E qual era o outro entendimento?
Esse entendimento, contudo, não foi unânime. Votaram por ele os ministro
Gilmar Mendes, Napoleão Maia Nunes e os recém indicados por Temer
Admar Gonzaga e Tarcísio Vieira. Já os ministros Rosa Weber, Luiz Fux e
Herman Benjamin (relator do processo) tiveram outro entendimento.

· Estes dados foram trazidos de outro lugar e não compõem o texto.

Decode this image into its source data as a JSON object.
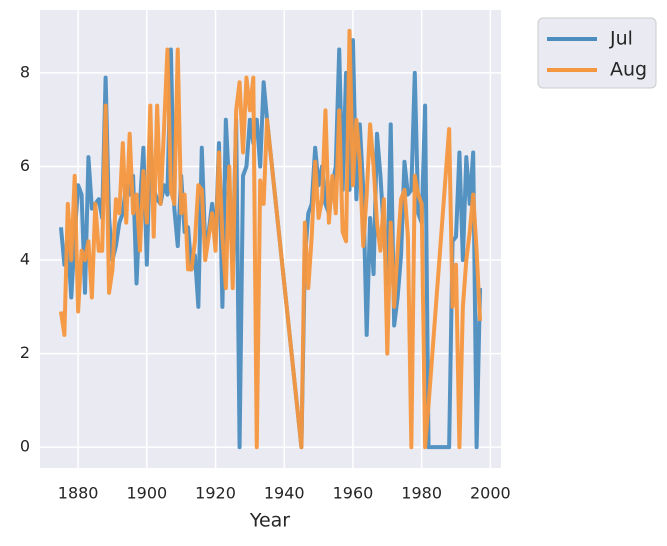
{
  "chart_data": {
    "type": "line",
    "xlabel": "Year",
    "x": [
      1875,
      1876,
      1877,
      1878,
      1879,
      1880,
      1881,
      1882,
      1883,
      1884,
      1885,
      1886,
      1887,
      1888,
      1889,
      1890,
      1891,
      1892,
      1893,
      1894,
      1895,
      1896,
      1897,
      1898,
      1899,
      1900,
      1901,
      1902,
      1903,
      1904,
      1905,
      1906,
      1907,
      1908,
      1909,
      1910,
      1911,
      1912,
      1913,
      1914,
      1915,
      1916,
      1917,
      1918,
      1919,
      1920,
      1921,
      1922,
      1923,
      1924,
      1925,
      1926,
      1927,
      1928,
      1929,
      1930,
      1931,
      1932,
      1933,
      1934,
      1935,
      1945,
      1946,
      1947,
      1948,
      1949,
      1950,
      1951,
      1952,
      1953,
      1954,
      1955,
      1956,
      1957,
      1958,
      1959,
      1960,
      1961,
      1962,
      1963,
      1964,
      1965,
      1966,
      1967,
      1968,
      1969,
      1970,
      1971,
      1972,
      1973,
      1974,
      1975,
      1976,
      1977,
      1978,
      1979,
      1980,
      1981,
      1982,
      1988,
      1989,
      1990,
      1991,
      1992,
      1993,
      1994,
      1995,
      1996,
      1997
    ],
    "series": [
      {
        "name": "Jul",
        "color": "#4c8dbf",
        "values": [
          4.7,
          3.9,
          4.4,
          3.2,
          4.5,
          5.6,
          5.4,
          3.3,
          6.2,
          5.1,
          5.2,
          5.3,
          4.9,
          7.9,
          4.9,
          4.0,
          4.3,
          4.8,
          5.0,
          5.6,
          5.4,
          5.8,
          3.5,
          5.2,
          6.4,
          3.9,
          6.6,
          5.5,
          5.3,
          5.2,
          5.6,
          5.4,
          8.5,
          5.1,
          4.3,
          5.8,
          4.6,
          4.7,
          3.8,
          4.1,
          3.0,
          6.4,
          4.3,
          4.6,
          5.2,
          4.4,
          6.5,
          3.0,
          7.0,
          5.5,
          4.0,
          7.0,
          0.0,
          5.8,
          6.0,
          7.0,
          6.5,
          7.0,
          6.0,
          7.8,
          7.0,
          0.0,
          4.0,
          5.0,
          5.2,
          6.4,
          5.6,
          6.0,
          5.2,
          5.0,
          5.6,
          6.0,
          8.5,
          5.5,
          8.0,
          5.5,
          8.7,
          5.3,
          6.9,
          5.5,
          2.4,
          4.9,
          3.7,
          6.7,
          5.8,
          4.6,
          3.5,
          6.9,
          2.6,
          3.2,
          4.1,
          6.1,
          5.4,
          5.5,
          8.0,
          5.0,
          4.8,
          7.3,
          0.0,
          0.0,
          4.4,
          4.5,
          6.3,
          4.0,
          6.2,
          5.2,
          6.3,
          0.0,
          3.4
        ]
      },
      {
        "name": "Aug",
        "color": "#f5973e",
        "values": [
          2.9,
          2.4,
          5.2,
          4.0,
          5.8,
          2.9,
          4.2,
          4.0,
          4.4,
          3.2,
          5.2,
          4.2,
          4.2,
          7.3,
          3.3,
          3.8,
          5.3,
          5.0,
          6.5,
          4.8,
          6.7,
          5.0,
          5.4,
          4.2,
          5.9,
          4.8,
          7.3,
          4.5,
          7.3,
          5.2,
          6.8,
          8.5,
          5.5,
          5.2,
          8.5,
          5.0,
          5.4,
          3.8,
          3.8,
          4.4,
          5.6,
          5.5,
          4.0,
          4.5,
          5.0,
          4.2,
          6.3,
          4.5,
          3.4,
          6.0,
          3.4,
          7.2,
          7.8,
          6.3,
          7.9,
          7.2,
          7.9,
          0.0,
          5.7,
          5.2,
          7.0,
          0.0,
          4.8,
          3.4,
          4.5,
          6.1,
          4.9,
          5.3,
          7.2,
          4.8,
          5.8,
          5.0,
          7.2,
          4.6,
          4.4,
          8.9,
          5.6,
          7.0,
          6.1,
          4.3,
          5.4,
          6.9,
          6.0,
          4.8,
          4.2,
          5.3,
          2.0,
          4.8,
          3.0,
          4.2,
          5.3,
          5.5,
          4.5,
          0.0,
          5.8,
          5.4,
          5.2,
          0.0,
          0.9,
          6.8,
          3.0,
          3.9,
          0.0,
          3.0,
          4.0,
          4.6,
          5.4,
          4.2,
          2.7
        ]
      }
    ],
    "xlim": [
      1868.9,
      2003.1
    ],
    "xticks": [
      1880,
      1900,
      1920,
      1940,
      1960,
      1980,
      2000
    ],
    "ylim": [
      -0.445,
      9.345
    ],
    "yticks": [
      0,
      2,
      4,
      6,
      8
    ],
    "grid": true,
    "legend": "outside-upper-right"
  }
}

O ministro Herman Benjamin compreendeu que “como a [ação] inicial fala
das empresas envolvidas com a Lava Jato, ele deveria ir um pouco mais
fundo”.
— Pra isso ele usou o código de processo civil, que diz que o juiz pode
ir além dos fatos previstos na inicial, (...) podendo ir atrás de
elementos que o convença de sua decisão, e também se baseou na Lei
64/90, que é a lei da inelegibilidade, que garante a possibilidade do
julgador também ir além nas provas.
Essa visão, no entanto, saiu derrotada após quatro dias de julgamento.
— O juiz Herman Benjamin traz elementos muito fortes, a partir daquele
momento que eles chamam de “pós-Odebrecht”, para condenação da chapa.
Com a tendência de quatro ministros de não aceitar essas provas, [isso]
fez com que ele tivesse feito uma leitura exaustiva de quase todo o
voto, detalhando ponto a ponto, demonstrando a existência de
transferências bancárias, de irregularidades, e além da utilização de
dinheiro de propina advindo de caixa 1, também de caixa 2. Ele quis se
cercar de todos os elementos possíveis, para demonstrar que o voto dele é
substancioso e tem base legal para isso.
Em razão disso, Chalita admite que, para a sociedade, “ficará esta marca de que o Tribunal Superior Eleitoral foi conivente”.